Yine bu projede, direkler arasında oluşan ve çatının gölge yaptığı yollara, yüz milyonlarca adet saksı yerleştirilecek. Bunların yerleştirilmesi, gerektiğinde değiştirilmesi kısmında da bu araçlar mümkün olduğunda kullanılacak. İlk safhalardan itibaren arazinin ağaçlandırılması için de gerekenler yapılacak. Bu araçlar o kısımlarda da çok işe yarayacaklar.

İş öyle bir yere gidecek ki Arap yarımadasındaki kumluk çöllerden kumların vakumlanması kısmında bile bu araçlar kullanabilecek. Ona göre de kabinleri olacak, kumları içe çekecekler. Uçup gelip limandaki gemilere havadan, hiç konmadan bile boşaltabilecekler. Ya da geçici bir süre için limana yakın bir yerde belirlenmiş olan yerlere de boşaltabilecekler.
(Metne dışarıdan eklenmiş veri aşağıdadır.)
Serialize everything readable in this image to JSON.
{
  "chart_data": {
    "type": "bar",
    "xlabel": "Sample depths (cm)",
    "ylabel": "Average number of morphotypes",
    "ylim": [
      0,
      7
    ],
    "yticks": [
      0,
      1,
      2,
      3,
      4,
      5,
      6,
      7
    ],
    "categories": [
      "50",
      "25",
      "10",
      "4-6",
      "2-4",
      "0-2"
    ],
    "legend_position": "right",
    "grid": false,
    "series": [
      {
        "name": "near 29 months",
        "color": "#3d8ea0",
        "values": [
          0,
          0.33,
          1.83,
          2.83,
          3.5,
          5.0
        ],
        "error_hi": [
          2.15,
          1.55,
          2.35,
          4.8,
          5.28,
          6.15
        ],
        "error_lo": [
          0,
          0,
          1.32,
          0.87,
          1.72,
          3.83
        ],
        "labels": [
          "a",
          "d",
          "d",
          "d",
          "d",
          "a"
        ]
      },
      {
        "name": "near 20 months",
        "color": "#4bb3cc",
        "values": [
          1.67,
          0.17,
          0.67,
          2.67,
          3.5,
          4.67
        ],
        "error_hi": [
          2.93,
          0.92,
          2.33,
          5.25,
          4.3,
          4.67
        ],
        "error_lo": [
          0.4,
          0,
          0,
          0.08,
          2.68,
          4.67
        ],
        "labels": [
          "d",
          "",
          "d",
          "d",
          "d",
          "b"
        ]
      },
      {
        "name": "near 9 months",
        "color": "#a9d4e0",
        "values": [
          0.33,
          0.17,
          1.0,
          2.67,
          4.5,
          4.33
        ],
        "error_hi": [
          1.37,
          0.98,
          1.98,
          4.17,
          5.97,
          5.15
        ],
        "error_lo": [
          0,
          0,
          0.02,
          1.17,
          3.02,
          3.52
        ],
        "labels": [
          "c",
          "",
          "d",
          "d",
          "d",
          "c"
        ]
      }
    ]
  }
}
Zorlanmadan kumdan bir dağ oluşturabilecekler. İstenirse bu kumdan dağ, dip kenar kısmından vakumlama yapan borulu sistemlerle de gemilere kumları yükleyebilir.

İstenirse bu araçların sırt orta kısımlarına, insan operatörler için kabinler de kolayca takılabilecek. İstendiğinde kolayca sökülebilecek.
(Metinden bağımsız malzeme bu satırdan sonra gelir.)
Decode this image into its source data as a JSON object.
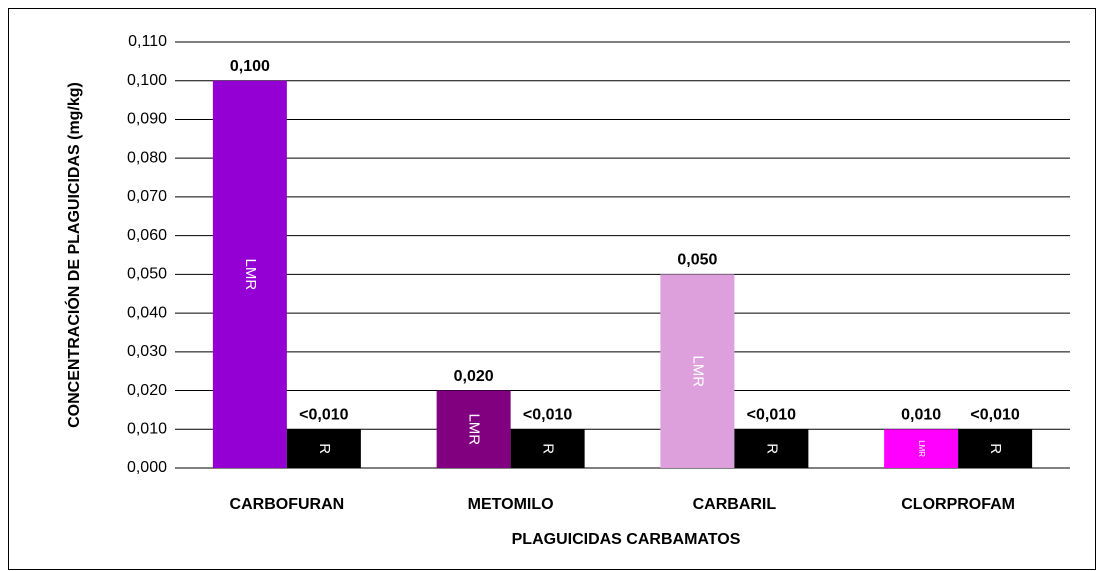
{
  "chart_data": {
    "type": "bar",
    "categories": [
      "CARBOFURAN",
      "METOMILO",
      "CARBARIL",
      "CLORPROFAM"
    ],
    "series": [
      {
        "name": "LMR",
        "colors": [
          "#9400d3",
          "#800080",
          "#dda0dd",
          "#ff00ff"
        ],
        "values": [
          0.1,
          0.02,
          0.05,
          0.01
        ],
        "value_labels": [
          "0,100",
          "0,020",
          "0,050",
          "0,010"
        ]
      },
      {
        "name": "R",
        "color": "#000000",
        "values": [
          0.01,
          0.01,
          0.01,
          0.01
        ],
        "value_labels": [
          "<0,010",
          "<0,010",
          "<0,010",
          "<0,010"
        ]
      }
    ],
    "xlabel": "PLAGUICIDAS CARBAMATOS",
    "ylabel": "CONCENTRACIÓN DE PLAGUICIDAS (mg/kg)",
    "ylim": [
      0,
      0.11
    ],
    "yticks": [
      {
        "value": 0,
        "label": "0,000"
      },
      {
        "value": 0.01,
        "label": "0,010"
      },
      {
        "value": 0.02,
        "label": "0,020"
      },
      {
        "value": 0.03,
        "label": "0,030"
      },
      {
        "value": 0.04,
        "label": "0,040"
      },
      {
        "value": 0.05,
        "label": "0,050"
      },
      {
        "value": 0.06,
        "label": "0,060"
      },
      {
        "value": 0.07,
        "label": "0,070"
      },
      {
        "value": 0.08,
        "label": "0,080"
      },
      {
        "value": 0.09,
        "label": "0,090"
      },
      {
        "value": 0.1,
        "label": "0,100"
      },
      {
        "value": 0.11,
        "label": "0,110"
      }
    ],
    "grid": true
  }
}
Daha birbirleriyle bağlantılı türlü türlü projeler, teknikler, araçlar, fikirler, ihtimaller var.

Devasa şantiyeler için, idarecilerin, mühendislerin, muhtelif konuların uzmanı olanların, acil tıbbi müdahale uzmanlarının, sahada bulunması şart olan herkesin ikamet edecekleri binalar lazım değil mi?

Hatta pek çok şantiyede, çok yüksek sayıda (en az on binlerce) çalışan için ikamet yerleri ayarlamak mecburiyeti olmayacak mı?

O binaların modül modül taşınan, şantiyede bir araya kolayca montajlanan, sonra istendiğinde modüllere ayrılarak başka yerlere kolayca taşınan, onlarca sene sorunsuz kullanılan, kullandıkça bedavaya gelen, ısı ve ses yalıtması mükemmel olan binalar olması gerekmez mi?

Çadırlarla, konteyner/prefabrik konutlarla olacak iş değil. Bu meselede de çağın imkanları kullanılarak akılcı çareler geliştirilebilir.